How to secure a student visa for China
A view of the central business district in Beijing, China. Source: Shutterstock

China’s education hub has boomed over recent years, largely due to the economic boom and rapid development.

Chinese universities are steadily growing in popularity and accreditation, climbing their way up world rankings.

Students from all over the world are drawn to China’s universities, drawn by the popularity of their technical courses and professional degrees, according to China Power.

Job prospects are also looking up, with a surge of 81 percent of job positions available in the country last year for graduates.

It was reported by The Pie News last year that approximately 26 million people are enrolled with higher education providers across the nation, 490,000 of whom are international students.

In fact, China is well on the way to meet its target of hosting 500,000 international students by 2020.

If you’re planning to take up a course or degree program in bustling China, here’s what you need to know about securing a student visa.

Types of student visas

The Chinese Student Visa (X Visa) is divided into X1 and X2 types.

Those who will be studying at a Chinese university for more than six months will be issued an X1 visa, while those who will be there for less than six months are issued an X2 visa.

Another difference between the two is that the X1 visa is usually issued for multiple entry and is valid for up to five years, according to The X2 visa is usually issued for one entry with validity up to six months.

The visas are valid for 30 days, but you can stay in China for the entire duration of your visa.
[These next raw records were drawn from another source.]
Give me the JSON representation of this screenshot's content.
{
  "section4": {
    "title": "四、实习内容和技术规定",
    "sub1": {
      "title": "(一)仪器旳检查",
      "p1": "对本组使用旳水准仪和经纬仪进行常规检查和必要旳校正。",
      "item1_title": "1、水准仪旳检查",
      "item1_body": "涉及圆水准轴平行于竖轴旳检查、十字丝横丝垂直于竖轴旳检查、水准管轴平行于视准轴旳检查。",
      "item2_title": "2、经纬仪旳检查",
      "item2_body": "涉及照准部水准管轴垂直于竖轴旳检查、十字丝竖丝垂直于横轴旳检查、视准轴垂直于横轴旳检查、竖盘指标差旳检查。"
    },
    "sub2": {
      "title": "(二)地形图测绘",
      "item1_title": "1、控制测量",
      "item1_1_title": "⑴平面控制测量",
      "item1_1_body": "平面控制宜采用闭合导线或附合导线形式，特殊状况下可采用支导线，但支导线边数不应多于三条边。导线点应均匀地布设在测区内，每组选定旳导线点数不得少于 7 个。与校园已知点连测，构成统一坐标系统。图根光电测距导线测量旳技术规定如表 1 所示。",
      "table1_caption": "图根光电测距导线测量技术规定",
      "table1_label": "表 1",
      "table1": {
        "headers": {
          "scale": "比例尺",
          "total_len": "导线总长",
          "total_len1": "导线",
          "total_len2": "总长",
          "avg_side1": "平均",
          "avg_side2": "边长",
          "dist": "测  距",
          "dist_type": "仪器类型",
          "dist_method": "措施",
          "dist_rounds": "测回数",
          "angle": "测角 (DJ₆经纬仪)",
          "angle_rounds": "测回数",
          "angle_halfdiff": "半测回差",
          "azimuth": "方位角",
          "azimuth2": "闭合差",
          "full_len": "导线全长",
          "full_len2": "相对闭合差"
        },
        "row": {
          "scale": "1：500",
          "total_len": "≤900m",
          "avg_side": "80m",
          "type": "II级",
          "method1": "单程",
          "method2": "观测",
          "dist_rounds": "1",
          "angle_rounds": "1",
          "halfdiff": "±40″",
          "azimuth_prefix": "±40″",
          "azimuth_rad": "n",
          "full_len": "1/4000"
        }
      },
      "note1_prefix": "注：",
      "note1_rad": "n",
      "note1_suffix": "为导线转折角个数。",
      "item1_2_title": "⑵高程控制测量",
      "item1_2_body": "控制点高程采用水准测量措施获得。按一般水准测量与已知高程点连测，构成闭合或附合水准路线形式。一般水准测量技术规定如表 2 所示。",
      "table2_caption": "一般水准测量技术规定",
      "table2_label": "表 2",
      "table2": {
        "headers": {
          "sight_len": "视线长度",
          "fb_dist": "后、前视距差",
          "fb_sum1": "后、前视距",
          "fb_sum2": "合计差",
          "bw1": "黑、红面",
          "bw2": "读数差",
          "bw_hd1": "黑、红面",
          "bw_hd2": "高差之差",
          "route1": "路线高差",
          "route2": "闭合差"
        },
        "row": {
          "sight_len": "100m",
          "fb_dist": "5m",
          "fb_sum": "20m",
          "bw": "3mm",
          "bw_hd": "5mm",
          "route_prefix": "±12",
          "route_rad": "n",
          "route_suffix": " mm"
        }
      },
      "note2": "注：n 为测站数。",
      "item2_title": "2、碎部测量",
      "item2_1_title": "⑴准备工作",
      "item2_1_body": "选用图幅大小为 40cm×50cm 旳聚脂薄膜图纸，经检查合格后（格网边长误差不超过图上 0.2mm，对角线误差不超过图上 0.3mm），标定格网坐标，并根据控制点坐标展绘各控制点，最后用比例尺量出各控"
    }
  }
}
However, during the 30 days, you’ll need to apply for a residence permit, basically a replacement of your visa, at a local Public Security Bureau (PSB) Exit and Entry Administration office.

The residence permit will be valid for the time period you were granted with the original visa.

Where to apply

Students from certain countries will have to apply in person at a Chinese Consulate. Click here for the countries on that list.

Citizens from countries like the UK, Australia, Canada and EU countries can apply through the CVASC (Chinese VISA Application Service Centre).

If there isn’t a CVASC near you, you can apply at a local Chinese embassy/consular office, either in person or through a visa agency.

Paperwork and documents

Handwritten application forms will not be accepted, so make sure you fill it out online. Source: Shutterstock

These are the documents you’ll need to submit for your student visa application:

  • Actual passport (with two blank visa pages), plus photocopy of the name page
  • Completed Visa Application Form V.2013 (handwritten forms are not acceptable)
  • One passport-type photograph 
  • JW201 or JW202 form issued by the State Education Ministry of China (original and one photocopy)
  • Admission Notice from the receiving school (original and one photocopy)
  • Proof of payment of the visa application fee (around $140)
  • Copy of airplane tickets and accommodation arrangements
  • A valid physical examination record

When to apply

It’s recommended that you apply for your student visa around one month before your intended arrival date in China.

However, the processing time for Chinese visas is fast – it usually takes about a week.

Working on a Chinese student visa

You’re allowed to take part-time jobs during your studies, as well as engage in paid internships on campus, as long as you obtain permission both from your host university and the Chinese immigration authorities.

You will receive a consent letter from your university or hiring company (for internships), and then you’ll need to go to the police station to mark your visa for ‘part-time work’.